Bitwise ordnet diese Zuflüsse institutionellen Akteuren zu. Bitmine Immersion hielt zum 14. Juni 2026 nach Angaben des Berichts 5,62 Millionen ETH, davon 4,72 Millionen gestaked. BlackRock brachte am 12. März 2026 mit ETHB einen iShares Staked Ethereum Trust ETF an die Nasdaq, der zwischen 70 und 95 Prozent der Bestände staked und Erträge monatlich ausschüttet.

Bemerkenswert ist die Zusammensetzung der Staking-Rendite. Von den 2,84 Prozent Gesamtrendite im zweiten Quartal 2026 stammten 2,65 Prozentpunkte aus Consensus Rewards, also aus neu emittiertem ETH, und lediglich 0,19 Prozentpunkte aus Execution Rewards, also aus Priority Fees und MEV. Rund 93 Prozent der Rendite sind damit reine Emission. Für Anleger heißt das: Die Staking-Rendite auf Ethereum ist derzeit kaum ein Spiegel realer Blockspace-Nachfrage, sondern im Wesentlichen protokollseitig finanziert.

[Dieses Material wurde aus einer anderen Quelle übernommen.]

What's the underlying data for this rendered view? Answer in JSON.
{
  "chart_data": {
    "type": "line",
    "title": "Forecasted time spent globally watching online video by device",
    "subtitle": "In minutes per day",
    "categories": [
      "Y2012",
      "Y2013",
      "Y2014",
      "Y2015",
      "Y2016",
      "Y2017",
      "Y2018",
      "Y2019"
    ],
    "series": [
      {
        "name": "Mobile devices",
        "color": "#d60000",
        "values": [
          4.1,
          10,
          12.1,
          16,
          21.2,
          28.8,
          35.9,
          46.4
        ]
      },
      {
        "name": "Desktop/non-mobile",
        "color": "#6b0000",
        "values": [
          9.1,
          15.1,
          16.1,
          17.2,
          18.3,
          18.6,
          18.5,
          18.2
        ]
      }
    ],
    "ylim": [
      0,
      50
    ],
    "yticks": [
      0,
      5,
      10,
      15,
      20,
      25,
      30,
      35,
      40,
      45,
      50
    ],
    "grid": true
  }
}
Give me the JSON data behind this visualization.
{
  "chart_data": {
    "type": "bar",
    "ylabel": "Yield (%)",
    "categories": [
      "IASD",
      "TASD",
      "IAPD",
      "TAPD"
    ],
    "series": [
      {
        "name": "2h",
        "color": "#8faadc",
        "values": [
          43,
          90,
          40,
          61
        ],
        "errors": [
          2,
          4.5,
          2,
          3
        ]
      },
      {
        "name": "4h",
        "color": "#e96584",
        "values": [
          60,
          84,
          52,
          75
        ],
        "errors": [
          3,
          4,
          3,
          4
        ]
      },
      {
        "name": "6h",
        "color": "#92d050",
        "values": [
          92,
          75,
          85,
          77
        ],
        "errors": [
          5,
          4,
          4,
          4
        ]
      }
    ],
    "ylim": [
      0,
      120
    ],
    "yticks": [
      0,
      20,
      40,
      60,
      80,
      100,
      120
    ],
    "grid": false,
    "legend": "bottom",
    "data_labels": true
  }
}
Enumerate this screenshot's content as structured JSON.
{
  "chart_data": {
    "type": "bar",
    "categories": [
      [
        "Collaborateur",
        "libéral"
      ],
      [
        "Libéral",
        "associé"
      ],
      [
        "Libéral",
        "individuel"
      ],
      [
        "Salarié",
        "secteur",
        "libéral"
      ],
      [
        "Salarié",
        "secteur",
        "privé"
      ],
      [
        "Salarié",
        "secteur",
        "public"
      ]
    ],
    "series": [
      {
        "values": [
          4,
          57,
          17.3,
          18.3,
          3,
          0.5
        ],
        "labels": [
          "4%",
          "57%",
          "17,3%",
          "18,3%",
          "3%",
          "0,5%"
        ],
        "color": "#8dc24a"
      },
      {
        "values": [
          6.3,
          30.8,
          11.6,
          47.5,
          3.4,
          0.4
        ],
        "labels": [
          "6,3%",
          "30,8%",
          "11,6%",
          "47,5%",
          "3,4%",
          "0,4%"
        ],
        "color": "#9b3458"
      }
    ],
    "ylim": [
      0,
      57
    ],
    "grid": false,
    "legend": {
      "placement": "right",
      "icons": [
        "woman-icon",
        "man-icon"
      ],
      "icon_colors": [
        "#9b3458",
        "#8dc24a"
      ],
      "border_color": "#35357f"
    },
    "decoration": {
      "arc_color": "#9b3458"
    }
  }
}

In ETH gerechnet gab es allerdings eine Trendwende. Der Umsatz stieg von 27.670 ETH im ersten Quartal 2026 auf 31.166 ETH im zweiten – der erste Anstieg seit über einem Jahr. Dass die Dollarzahl trotzdem fiel, liegt am ETH-Preis, der über das Quartal nachgab.

Was bedeutet der Report für Anleger?

Der Bericht dokumentiert daneben eine Reihe institutioneller Entwicklungen. Tokenisierte Aktien auf Solana wuchsen im Jahresvergleich um das 2.479-fache, von 1,34 Millionen US-Dollar im Juni 2025 auf 3,32 Milliarden ein Jahr später – getrieben durch die SpaceX- und Micron-Listings von Backpack Securities. S&P Dow Jones Indices lizenzierte den S&P 500 für den Onchain-Handel auf Hyperliquid. FIFA startete das WM-Ticketing auf einer eigenen Avalanche Layer 1. Und Deel verteilte rund 30 Millionen US-Dollar an 7.200 Auftragnehmer über die neue Stripe-Chain Tempo.

Für die Einordnung sind drei Punkte relevant. Erstens: Sinkende Gebühreneinnahmen sind bei diesen Netzwerken kein verlässlicher Indikator für schwindende Nachfrage – die Transaktionszahlen sprechen dagegen. Zweitens: Für Staker bedeutet billigerer Blockspace strukturell niedrigere Execution Rewards, solange das Volumenwachstum den Preisverfall pro Transaktion nicht ausgleicht. Auf Ethereum ist genau das derzeit nicht der Fall. Drittens: Die Roadmaps zielen weiter auf mehr Kapazität – Glamsterdam und Hegota bei Ethereum im zweiten Halbjahr 2026, Alpenglow bei Solana im dritten Quartal 2026 mit einer vorgelagerten Halbierung der Slot-Zeit auf 200 Millisekunden. Der Trend zu billigerem Blockspace ist damit absehbar keiner, der sich kurzfristig umkehrt.

Bitwise selbst weist darauf hin, dass die Einschätzungen eine Momentaufnahme des Marktumfelds darstellen und keine Anlageberatung sind.